Lunedì pomeriggio il comando interforze che coordina le forze militari iraniane ha detto che l’Iran smetterà di attaccare Israele, ma ha minacciato una risposta «ancora più intensa e decisa» qualora Israele non sospenda a sua volta i propri attacchi rivolti sia contro l’Iran sia contro il sud del Libano. Domenica sera l’Iran aveva lanciato missili contro Israele, presentando l’attacco come una ritorsione contro i recenti bombardamenti di Israele in Libano, e nella notte Israele aveva risposto bombardando vari luoghi in territorio iraniano. Le due parti sono andate avanti ad attaccarsi reciprocamente con droni e missili per tutta la mattinata.

I bombardamenti di queste ore tra Iran e Israele sono stati l’escalation più significativa della guerra in corso in Medio Oriente dall’accordo per il cessate il fuoco tra Iran e Stati Uniti di inizio aprile, e rischia di aggravare ulteriormente la situazione, quando ormai sono passati cento giorni dai primi attacchi statunitensi e israeliani contro l’Iran, dopo settimane di minacce e pressioni.
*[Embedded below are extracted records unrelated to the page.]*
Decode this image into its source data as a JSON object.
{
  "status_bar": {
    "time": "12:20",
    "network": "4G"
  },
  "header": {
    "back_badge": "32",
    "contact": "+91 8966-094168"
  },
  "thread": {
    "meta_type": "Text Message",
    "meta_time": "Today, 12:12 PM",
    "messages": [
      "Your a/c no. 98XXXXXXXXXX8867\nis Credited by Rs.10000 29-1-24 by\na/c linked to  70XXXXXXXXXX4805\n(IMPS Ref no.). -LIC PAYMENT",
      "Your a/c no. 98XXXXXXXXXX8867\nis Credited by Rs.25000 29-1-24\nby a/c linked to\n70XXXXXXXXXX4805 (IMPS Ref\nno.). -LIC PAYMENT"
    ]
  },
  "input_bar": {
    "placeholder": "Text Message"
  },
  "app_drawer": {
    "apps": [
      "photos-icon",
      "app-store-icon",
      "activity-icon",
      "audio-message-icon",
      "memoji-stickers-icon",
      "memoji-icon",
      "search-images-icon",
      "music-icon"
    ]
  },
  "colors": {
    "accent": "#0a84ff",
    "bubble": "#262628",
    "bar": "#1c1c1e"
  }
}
Il presidente statunitense Donald Trump ha invitato entrambe le parti a smettere di attaccarsi «immediatamente».

Lunedì mattina l’esercito israeliano ha fatto sapere di aver «colpito obiettivi militari del regime terroristico iraniano nell’Iran occidentale e centrale», compreso un impianto petrolchimico a Mahshahr, uno dei porti più importanti del paese vicino alla costa settentrionale del Golfo Persico. Un funzionario provinciale citato dall’agenzia di stampa iraniana Fars ha riferito di danni all’impianto, che serve anche per la produzione di missili balistici, senza specificare altro.